05 February 2026, 14:49

Stefan Raabs umstrittene Satire über Gil Ofarim löst Antisemitismus-Debatte aus

Eine Karikatur einer Menge mit einigen, die Fahnen halten, einem Gebäude im Hintergrund und einem Text unten mit der Aufschrift "Resist unto Blood: The True Christian Warfare."

Stefan Raabs umstrittene Satire über Gil Ofarim löst Antisemitismus-Debatte aus

Eine umstrittene TV-Einlage von Stefan Raab hat die Debatte über Antisemitismus in der deutschen Unterhaltungsbranche neu entfacht. Der Komiker hatte den Musiker Gil Ofarim in seiner Sendung mit Klischees verspottet, was zu öffentlicher Empörung führte. RTL nahm den Clip später vom Netz und räumte ein, er könne zu Missverständnissen führen.

Der Vorfall ereignet sich Jahre, nachdem Ofarim selbst 2021 in die Kritik geraten war, nachdem er fälschlich einen Hotelmitarbeiter antisemitischen Verhaltens bezichtigt hatte.

Am 27. Januar 2024 – dem Internationalen Holocaust-Gedenktag – strahlte Stefan Raab in Die halbe Stunde nach der Stunde danach eine satirische Einlage über Gil Ofarim aus. Der Sketch bezog sich auf Ofarims widerlegte Behauptung aus dem Jahr 2021, wonach er von einem Hotelangestellten antisemitisch belästigt worden sei. Raabs Team stellte Ofarim als Träger eines "Betrugs-Gens" dar, das er von einem fiktiven "Onkel Samuel" geerbt habe, der auf einem Markt Äpfel stiehlt. Die Sequenz zeigte zudem Aufnahmen von ultraorthodoxen Juden, die zu Ofarims Musik tanzten, während ein Kommentar nahelegte, seine Lieder seien nur in der "jüdischen Gemeinschaft" erfolgreich.

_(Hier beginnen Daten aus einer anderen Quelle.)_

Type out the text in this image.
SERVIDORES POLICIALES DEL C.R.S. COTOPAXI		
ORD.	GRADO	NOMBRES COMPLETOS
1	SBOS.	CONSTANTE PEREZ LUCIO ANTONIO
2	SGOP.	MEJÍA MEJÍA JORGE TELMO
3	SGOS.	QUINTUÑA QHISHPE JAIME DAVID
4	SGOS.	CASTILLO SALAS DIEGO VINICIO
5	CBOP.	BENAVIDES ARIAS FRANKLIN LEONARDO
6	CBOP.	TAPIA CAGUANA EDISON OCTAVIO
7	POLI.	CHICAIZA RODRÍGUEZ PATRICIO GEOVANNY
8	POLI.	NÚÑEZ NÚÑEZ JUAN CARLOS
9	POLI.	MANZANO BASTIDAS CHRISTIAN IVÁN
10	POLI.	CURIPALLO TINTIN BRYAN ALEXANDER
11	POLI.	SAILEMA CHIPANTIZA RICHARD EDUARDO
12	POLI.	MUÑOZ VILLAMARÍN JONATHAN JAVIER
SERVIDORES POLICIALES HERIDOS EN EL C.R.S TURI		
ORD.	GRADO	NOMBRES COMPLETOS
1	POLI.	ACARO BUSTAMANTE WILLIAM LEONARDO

Die Ausstrahlung an diesem symbolträchtigen Tag verschärfte die Kontroverse. RTL löschte den Clip umgehend von seiner Streaming-Plattform. Ein Sprecher erklärte, die Einlage könne "zu Missverständnissen führen", eine direkte Entschuldigung blieb jedoch aus.

Ofarim selbst hat sich zu dem Vorfall bisher nicht geäußert. Während seines Auftritts in Ich bin ein Star – Holt mich hier raus! verweigerte er jede Stellungnahme mit Verweis auf eine Vertraulichkeitsklausel. Zwar drängten ihn Mitkandidaten zunächst auf eine Antwort, ließen das Thema dann aber fallen.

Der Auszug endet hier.